Is this God’s eternal goal for us or is there more?  Paul said, “If we have only hoped in Christ in this life, we are of all men to be pitied.”  I Cor. 15:19.  There is more and it becomes the motivating force leading Christians in our personality and character changes.  This growth lets us work in God’s evangelism plan now.  Our part in Christ’s evangelism program actually plays a part in our character change.  Evangelism develops love in the evangelist.  We will investigate “the more to come” in Part Six, the final part of this series of lessons.  We will study about Jesus’ final work of reconciling faithful Christians to God.  The title of Part VI is “Biblical Eschatology.”

The foregoing are spiritual activities that happened because God appointed a divine king over His kingdom.  Jesus Christ, our king, also serves as our high priest and perfect sacrifice for our sins.  These are some of the subjects we will study in Part Five.  We will see how a new realm identified as “in Christ” becomes a spiritual reality for each Christian because of our faith in these and other spiritual blessings.  We will see how a new birth and justification accomplishes and maintains the reconciliation of man to God.  Our studies will reveal Jesus Christ in His strategy against Satan to gain children for God’s household “in Christ.”

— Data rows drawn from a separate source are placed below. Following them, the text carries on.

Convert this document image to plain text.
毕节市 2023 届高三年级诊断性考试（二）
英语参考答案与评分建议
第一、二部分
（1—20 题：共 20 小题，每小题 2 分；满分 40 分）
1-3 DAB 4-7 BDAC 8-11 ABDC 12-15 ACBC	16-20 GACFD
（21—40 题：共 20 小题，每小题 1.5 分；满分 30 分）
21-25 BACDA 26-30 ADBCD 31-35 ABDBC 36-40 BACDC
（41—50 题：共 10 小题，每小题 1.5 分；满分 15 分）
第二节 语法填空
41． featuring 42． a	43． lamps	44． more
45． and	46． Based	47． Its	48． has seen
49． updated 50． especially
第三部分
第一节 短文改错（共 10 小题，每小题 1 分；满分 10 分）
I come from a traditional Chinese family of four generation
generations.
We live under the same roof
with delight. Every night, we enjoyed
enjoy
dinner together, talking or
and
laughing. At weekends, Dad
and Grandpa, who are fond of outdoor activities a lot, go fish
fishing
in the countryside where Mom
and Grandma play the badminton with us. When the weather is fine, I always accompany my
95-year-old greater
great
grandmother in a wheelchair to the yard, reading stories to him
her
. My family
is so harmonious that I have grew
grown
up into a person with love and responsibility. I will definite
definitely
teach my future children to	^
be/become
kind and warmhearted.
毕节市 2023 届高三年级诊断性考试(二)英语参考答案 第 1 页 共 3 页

We will define the Holy Spirit’s role in Jesus’ plans to attain the four goals listed in this introduction.  Another subject will be the church, functioning as Christ’s body under the direction of the apostles and other men directed by the Holy Spirit for Jesus the king.  We will see this apostle directed church become elder overseen.  Christian sanctification in its relationship to the New Testament church and God’s eternal kingdom will be another study, as well as the work and worship of God’s people.  We will maintain historical continuity of the man-dimension of His kingdom with what God has been doing throughout the Old Testament and in the Gospels.

Several technical terms are being used in this introduction from the field of sociology.  These terms are common language in our society today.  In our Bible studies with some people, it may help them to grasp the concepts more easily by comparing some Bible terms with sociological terms.  For instance, sanctification is a Bible word that means spiritual growth.  This growth in our character and personality is growth away from the society in the world and into the kingdom of God.  The term our present society uses to express the same thought is socialization.  We do not need to replace the Bible terms; however, we may want to clarify their meanings, when they are not common to our daily language.  The following glossary contains the definition of the technical terms found in this introduction.


  1.  Society:  Organization of people or other forms of life, inhabiting a particular territory, persisting through generations, and more or less independent of other societies.
  2. Culture:  It refers to the way of life of the people in a society.
  3. Socialization:
    a.      The process that links together the individual and his or her culture or subculture.
    b.      The process by which individuals absorb the values, mores and folkways of the society, making them a part of the self.
    c.       The way personality is developed in keeping with societal or sub cultural values, although an individual can interpret those values and even modify them.
  4. Resocialization:  A deliberate attempt to remold a person’s life and personality in certain aspects.
  5. Status:  A position one holds in society.  It can be ascribed or achieved.
  6. Role:  The behavior expected of the person who occupies a designated status.
  7. Identification:  The process by which a person imaginatively places himself or herself in the role of someone else and takes on the traits of that person.
  8. Internalization:  Absorbing attitudes and beliefs and making them one’s own.
  9. Significant others:  Describes those who have an important influence on our thoughts, emotions and actions.
  10. Cultural diffusion:  The process by which cultural traits are transmitted from one culture to another.